A legislatura da Venezuela, controlada pelo partido no poder, aprovou nesta quinta-feira um projeto de lei de anistia limitado. Críticos de direitos humanos dizem que a medida não oferece alívio suficiente a centenas de presos políticos. Famílias de detidos encerraram o quinto dia de greve de fome.
O projeto foi aprovado após segundo debate na Assembleia, presidido pelo ministro das Relações Internacionais e irmão do presidente interino Delcy Rodríguez, Jorge Rodríguez. A norma concede anistia por participação em protestos políticos e “ações violentas” ocorridas em momentos de oposição ao governo.
A lei abrange protestos políticos, revoltas e eleições em 2002, 2004, 2007, 2009, 2013, 2014, 2017, 2019, 2023, 2024 e 2025, mas exclui casos de “rebelião militar” envolvendo eventos de 2019. Não detalha crimes elegíveis nem restituição de bens.
Acesso a informações sobre crimes, punições e sanções não é completo. Um esboço anterior listava instigação de atividade ilegal, resistência, rebelião e traição como critérios. A versão final omite reversões de bens ou cassações de cargos por motivos políticos.

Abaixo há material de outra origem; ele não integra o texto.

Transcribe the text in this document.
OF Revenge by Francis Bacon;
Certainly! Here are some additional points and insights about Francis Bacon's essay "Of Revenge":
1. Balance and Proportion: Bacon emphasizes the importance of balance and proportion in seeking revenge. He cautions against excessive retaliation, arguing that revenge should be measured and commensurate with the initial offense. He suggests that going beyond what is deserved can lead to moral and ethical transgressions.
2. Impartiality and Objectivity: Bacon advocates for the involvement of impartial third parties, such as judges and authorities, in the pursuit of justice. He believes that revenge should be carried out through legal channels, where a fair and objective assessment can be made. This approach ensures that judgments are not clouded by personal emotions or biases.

Muitos opositores e ex-funcionários dissidentes vivem no exterior para escapar de mandados considerados politicamente motivados. A legislação permite que pessoas no exterior nomeiem advogados, mas requer presença física no país para a concessão da anistia.
O texto permite que tribunais decidam sobre pedidos de anistia em até 15 dias. A medida também retira mandados internacionais de prisão para quem for beneficiado, segundo o que consta no projeto aprovado.